A compulsive Mr Fix It

Facebook chief operating officer Sheryl Sandberg, 46, credits her friend Adam Grant for giving her the will to carry on after her husband David Goldberg died aged 47 in May last year.

Goldberg fell off a gym treadmill while on holiday with Sandberg and their two daughters, cracked his head and never regained consciousness.

On Facebook in December last year, Sandberg said Grant had advised her to end each day by writing down three things that she had done that day.

"I tried to do this although some days I had such a hard time thinking of anything I did well that I'd end up listing 'made a cup of tea'," she told Time.

In her foreword to his new book, Originals, she called him "a true friend" who "stepped up and stepped in as only a true friend would" after her husband's sudden death.
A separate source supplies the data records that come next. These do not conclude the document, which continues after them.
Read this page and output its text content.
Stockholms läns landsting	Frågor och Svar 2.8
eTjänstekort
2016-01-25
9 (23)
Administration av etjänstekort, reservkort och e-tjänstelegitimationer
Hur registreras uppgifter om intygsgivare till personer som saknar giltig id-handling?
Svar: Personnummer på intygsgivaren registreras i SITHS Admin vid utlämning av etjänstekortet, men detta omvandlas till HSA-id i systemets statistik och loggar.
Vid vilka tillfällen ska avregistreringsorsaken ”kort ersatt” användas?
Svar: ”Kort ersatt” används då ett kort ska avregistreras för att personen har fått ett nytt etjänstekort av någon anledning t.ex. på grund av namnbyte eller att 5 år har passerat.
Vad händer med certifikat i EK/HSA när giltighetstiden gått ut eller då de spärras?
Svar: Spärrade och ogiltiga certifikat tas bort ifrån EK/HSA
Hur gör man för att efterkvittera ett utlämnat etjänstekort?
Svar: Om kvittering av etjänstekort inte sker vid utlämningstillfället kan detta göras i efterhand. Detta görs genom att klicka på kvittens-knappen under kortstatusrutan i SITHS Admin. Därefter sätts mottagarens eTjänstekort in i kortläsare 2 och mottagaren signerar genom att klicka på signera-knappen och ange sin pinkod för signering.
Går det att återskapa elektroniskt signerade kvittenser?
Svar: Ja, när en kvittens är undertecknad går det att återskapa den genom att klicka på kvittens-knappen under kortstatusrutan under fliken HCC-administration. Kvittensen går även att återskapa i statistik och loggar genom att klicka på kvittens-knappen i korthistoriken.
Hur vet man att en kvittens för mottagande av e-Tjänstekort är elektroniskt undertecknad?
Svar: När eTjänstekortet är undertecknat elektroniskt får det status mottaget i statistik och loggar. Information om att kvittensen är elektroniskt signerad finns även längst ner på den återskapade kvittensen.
Grant, 34, has studied how everyone can feel more fulfilled at work for more than 10 years at the University of Pennsylvania's vaunted Wharton School of Business.

The alumnus of the universities of Harvard and Michigan became Wharton's youngest full professor at age 31 and has been its top-rated teacher for four straight years.

The married father of two also advises mega companies such as Google, Facebook and the United States' Environmental Defense Fund and they, in turn, shower him with wine, jellies and dried fruit.

Born to a lawyer father and teacher mother "with a fix-it gene that I have inherited", he grew up in Detroit very much a non-conformist, playing video games for hours on end and becoming a professional magician after learning sleight of hand as a babysitter to keep his charges quiet.

He was also nicknamed Mr Facts by his playmates because he was faster and more reliable a fact checker than a search engine.

In person, he is "monk-like", says New York Times Magazine writer Susan Dominus, as his hair began falling out in his 20s, a result perhaps of his many childhood allergies to, among other things, blue jeans and chocolate.

Despite being one who "prefers a good book to a party", he is best known for helping others compulsively, be it critiquing a stranger's 300-page draft thesis or advising his students on their career options.